Why consistent local authority food waste collections are needed

Defra’s upcoming Resources and Waste Strategy is unlikely to include mandatory food waste collections for local authorities, according to a recent meeting between the Renewable Energy Association and Defra. Here, Philip Simpson, commercial director of ReFood UK, responds to this decision, and looks at why a consistent approach to food waste collection is key for improving recycling rates.

The decision from Defra to exclude food waste collections by local authorities from its soon to be published Resources and Waste Strategy is disappointing indeed. Defra highlights cost burdens as a primary reason for the exclusion; an understandable, but frustrating, barrier to a more consistent national approach to food waste collection.

Currently, fewer than half (48%) of all local authorities in England provide a separate food waste collection service, a number that is set to shrink in the face of continued budget cuts. Indeed, earlier this year, Barnet Council announced it would be discontinuing separate collections for food waste across the borough, in a bid to save up to £300,000 per year.

But such cuts come at a pivotal time for the UK’s war on food waste. According to a recent report by WRAP*, British households throw away an average of £15bn worth of edible food per year, working out at 7.3m tonnes of food waste. If this volume were to be effectively tackled, WRAP suggests the environmental benefit would be equivalent to removing one in four cars from the road.

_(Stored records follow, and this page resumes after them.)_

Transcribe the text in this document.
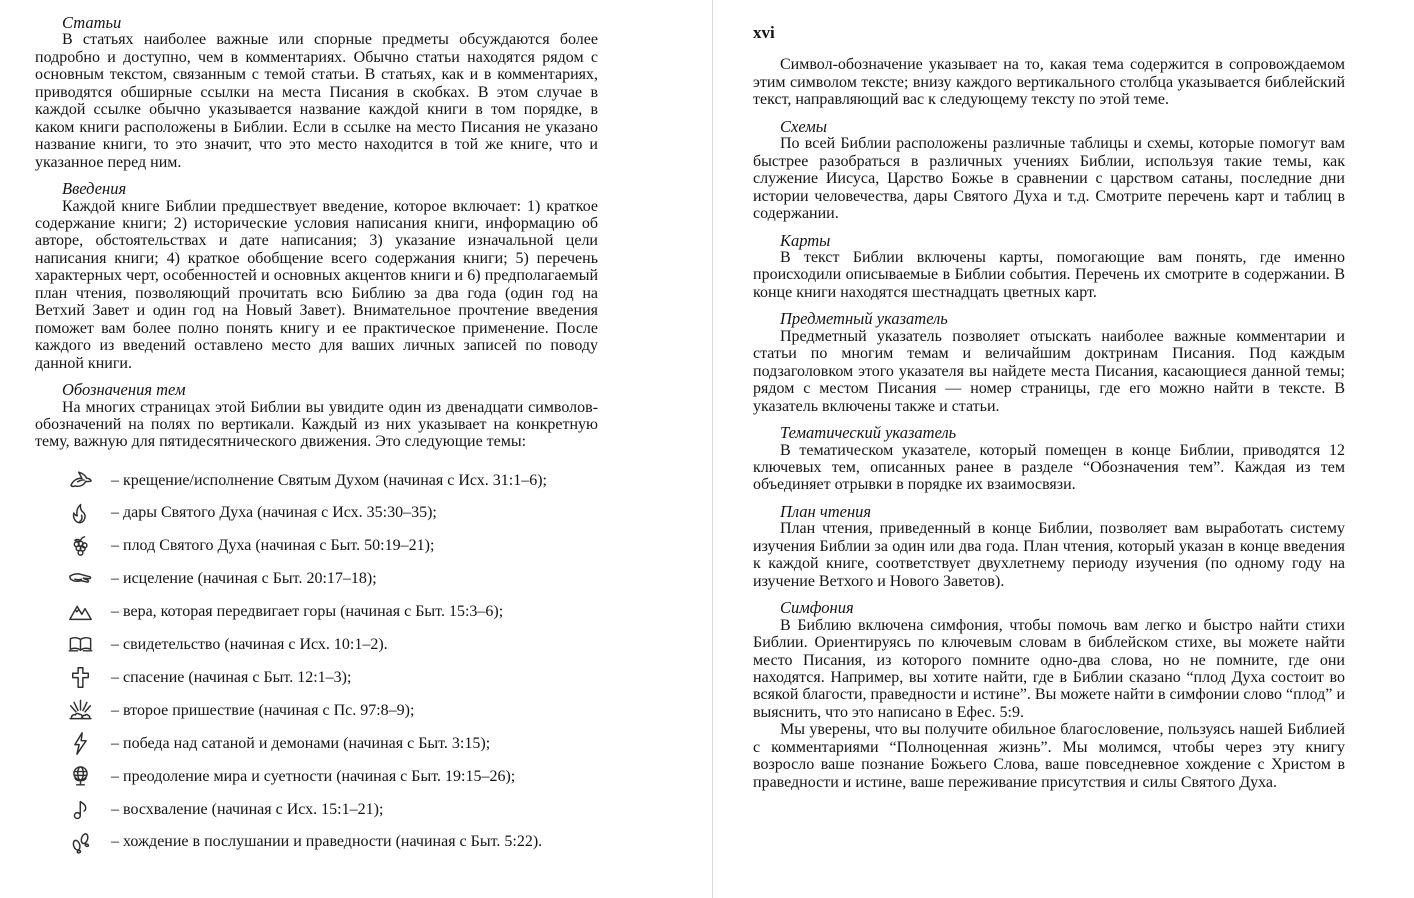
Статьи

В статьях наиболее важные или спорные предметы обсуждаются более подробно и доступно, чем в комментариях. Обычно статьи находятся рядом с основным текстом, связанным с темой статьи. В статьях, как и в комментариях, приводятся обширные ссылки на места Писания в скобках. В этом случае в каждой ссылке обычно указывается название каждой книги в том порядке, в каком книги расположены в Библии. Если в ссылке на место Писания не указано название книги, то это значит, что это место находится в той же книге, что и указанное перед ним.

Введения

Каждой книге Библии предшествует введение, которое включает: 1) краткое содержание книги; 2) исторические условия написания книги, информацию об авторе, обстоятельствах и дате написания; 3) указание изначальной цели написания книги; 4) краткое обобщение всего содержания книги; 5) перечень характерных черт, особенностей и основных акцентов книги и 6) предполагаемый план чтения, позволяющий прочитать всю Библию за два года (один год на Ветхий Завет и один год на Новый Завет). Внимательное прочтение введения поможет вам более полно понять книгу и ее практическое применение. После каждого из введений оставлено место для ваших личных записей по поводу данной книги.

Обозначения тем

На многих страницах этой Библии вы увидите один из двенадцати символов-обозначений на полях по вертикали. Каждый из них указывает на конкретную тему, важную для пятидесятнического движения. Это следующие темы:

– крещение/исполнение Святым Духом (начиная с Исх. 31:1–6);
– дары Святого Духа (начиная с Исх. 35:30–35);
– плод Святого Духа (начиная с Быт. 50:19–21);
– исцеление (начиная с Быт. 20:17–18);
– вера, которая передвигает горы (начиная с Быт. 15:3–6);
– свидетельство (начиная с Исх. 10:1–2).
– спасение (начиная с Быт. 12:1–3);
– второе пришествие (начиная с Пс. 97:8–9);
– победа над сатаной и демонами (начиная с Быт. 3:15);
– преодоление мира и суетности (начиная с Быт. 19:15–26);
– восхваление (начиная с Исх. 15:1–21);
– хождение в послушании и праведности (начиная с Быт. 5:22).
xvi

Символ-обозначение указывает на то, какая тема содержится в сопровождаемом этим символом тексте; внизу каждого вертикального столбца указывается библейский текст, направляющий вас к следующему тексту по этой теме.

Схемы

По всей Библии расположены различные таблицы и схемы, которые помогут вам быстрее разобраться в различных учениях Библии, используя такие темы, как служение Иисуса, Царство Божье в сравнении с царством сатаны, последние дни истории человечества, дары Святого Духа и т.д. Смотрите перечень карт и таблиц в содержании.

Карты

В текст Библии включены карты, помогающие вам понять, где именно происходили описываемые в Библии события. Перечень их смотрите в содержании. В конце книги находятся шестнадцать цветных карт.

Предметный указатель

Предметный указатель позволяет отыскать наиболее важные комментарии и статьи по многим темам и величайшим доктринам Писания. Под каждым подзаголовком этого указателя вы найдете места Писания, касающиеся данной темы; рядом с местом Писания — номер страницы, где его можно найти в тексте. В указатель включены также и статьи.

Тематический указатель

В тематическом указателе, который помещен в конце Библии, приводятся 12 ключевых тем, описанных ранее в разделе “Обозначения тем”. Каждая из тем объединяет отрывки в порядке их взаимосвязи.

План чтения

План чтения, приведенный в конце Библии, позволяет вам выработать систему изучения Библии за один или два года. План чтения, который указан в конце введения к каждой книге, соответствует двухлетнему периоду изучения (по одному году на изучение Ветхого и Нового Заветов).

Симфония

В Библию включена симфония, чтобы помочь вам легко и быстро найти стихи Библии. Ориентируясь по ключевым словам в библейском стихе, вы можете найти место Писания, из которого помните одно-два слова, но не помните, где они находятся. Например, вы хотите найти, где в Библии сказано “плод Духа состоит во всякой благости, праведности и истине”. Вы можете найти в симфонии слово “плод” и выяснить, что это написано в Ефес. 5:9.

Мы уверены, что вы получите обильное благословение, пользуясь нашей Библией с комментариями “Полноценная жизнь”. Мы молимся, чтобы через эту книгу возросло ваше познание Божьего Слова, ваше повседневное хождение с Христом в праведности и истине, ваше переживание присутствия и силы Святого Духа.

As one of Europe’s leading food waste recyclers, ReFood has long been calling for a consistent, UK-wide approach to local authority food waste collections. Indeed, England has never truly stepped up to the plate when it comes to embracing food waste recycling on a national scale. Recycling rates across the country stand in stark contrast to the success stories seen in Scotland, Wales and Northern Ireland, all of which have devolved waste management decisions from Westminster to national parliaments.

Wales, for example, sits at the forefront of the global recycling league table, recycling more than 60% of its food waste – a record high for the UK and the third highest in Europe. This is thanks in no small part to a free food waste collection service, provided by local authorities, which covers 99% of all residents.

A similar success story is apparent in Northern Ireland, which, thanks to clearly defined legislation and a stringent, uniform recycling system, recently revealed a 5% annual increase in composting and recycling rate. This is a noteworthy success, putting Northern Ireland a full 8.5% ahead of England, and a clear indication that England must revaluate its current strategy.

There is currently no legislation guiding food waste recycling in England – only guidelines, which are left to local authorities – which is undoubtedly holding us back. So, England must learn from its UK counterparts and implement similar initiatives to eliminate food waste to landfill. Separate food waste collections may seem like an easy budget cut for local authorities, but the success of Scotland, Wales and Northern Ireland show that the roll-out can pay dividends – both environmentally, and financially.